Jez Higgins

Freelance software grandad
software created
extended or repaired


Follow me on Mastodon
Applications, Libraries, Code
Talks & Presentations

Hire me
Contact

Older posts are available in the archive or through tags.

Feed

Thursday 19 August 2021 The Forest Road Reader, No 2.65 : STinC++ - find

STinC++ rewrites the programs in Software Tools in Pascal using C++

Chapter 5 at last, and honestly this is the one I’ve been waiting for since I started this ludicrous little project. We’re at the half-way point of the book and things are getting properly serious. The problems examined are bigger, the programs presented are more substantial. The gloves are off.

Text Patterns

This chapter introduces the concept of regular expressions, before going on to build an expression matcher and a couple of programs around it. Most programmers these days are, I imagine, at least passingly familiar with regular expression,[1] and they’re provided as part of the standard language or library of every mainstream language I can think of.

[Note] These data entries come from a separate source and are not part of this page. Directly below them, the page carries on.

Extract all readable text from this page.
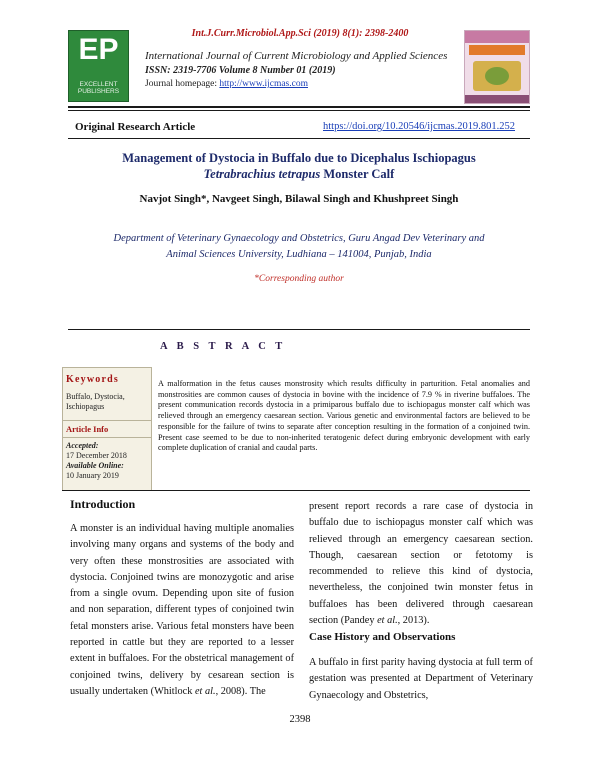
Int.J.Curr.Microbiol.App.Sci (2019) 8(1): 2398-2400
EP
EXCELLENT PUBLISHERS
International Journal of Current Microbiology and Applied Sciences
ISSN: 2319-7706 Volume 8 Number 01 (2019)
Journal homepage: http://www.ijcmas.com
Original Research Article	https://doi.org/10.20546/ijcmas.2019.801.252
Management of Dystocia in Buffalo due to Dicephalus Ischiopagus
Tetrabrachius tetrapus Monster Calf
Navjot Singh*, Navgeet Singh, Bilawal Singh and Khushpreet Singh
Department of Veterinary Gynaecology and Obstetrics, Guru Angad Dev Veterinary and
Animal Sciences University, Ludhiana – 141004, Punjab, India
*Corresponding author
A B S T R A C T
Keywords
Buffalo, Dystocia, Ischiopagus
Article Info
Accepted:
17 December 2018
Available Online:
10 January 2019
A malformation in the fetus causes monstrosity which results difficulty in parturition. Fetal anomalies and monstrosities are common causes of dystocia in bovine with the incidence of 7.9 % in riverine buffaloes. The present communication records dystocia in a primiparous buffalo due to ischiopagus monster calf which was relieved through an emergency caesarean section. Various genetic and environmental factors are believed to be responsible for the failure of twins to separate after conception resulting in the formation of a conjoined twin. Present case seemed to be due to non-inherited teratogenic defect during embryonic development with early complete duplication of cranial and caudal parts.
Introduction
A monster is an individual having multiple anomalies involving many organs and systems of the body and very often these monstrosities are associated with dystocia. Conjoined twins are monozygotic and arise from a single ovum. Depending upon site of fusion and non separation, different types of conjoined twin fetal monsters arise. Various fetal monsters have been reported in cattle but they are reported to a lesser extent in buffaloes. For the obstetrical management of conjoined twins, delivery by cesarean section is usually undertaken (Whitlock et al., 2008). The
present report records a rare case of dystocia in buffalo due to ischiopagus monster calf which was relieved through an emergency caesarean section. Though, caesarean section or fetotomy is recommended to relieve this kind of dystocia, nevertheless, the conjoined twin monster fetus in buffaloes has been delivered through caesarean section (Pandey et al., 2013).
Case History and Observations
A buffalo in first parity having dystocia at full term of gestation was presented at Department of Veterinary Gynaecology and Obstetrics,
2398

Again, we need to remind ourselves that Software Tools in Pascal was published in 1981 when this was absolutely not the case. Kernighan and Plauger take care to thoroughly introduce what they call text patterns, a restricted subset of regular expressions. They describe regular expressions as extensively studied but omit to mention, other than in a footnote, the key role Bell Labs and Unix, in the person of Ken Thompson, played in moving regular expressions from the realm of study and into the realm of every day programming.

Even though they’re presenting a subset, Kernighan and Plauger’s text patterns are not simple. A text pattern is made up a string of a combination of these elements -

c

literal character

?

any character except newline

%

beginning of line

$

end of line

[…​]

character class

[^…​]

negated character class

*

closure (zero or more occurrences of previous pattern)

@c

escaped characters

If we substitute ^ for % and \ for @ then this syntax is entirely familiar to the present day reader.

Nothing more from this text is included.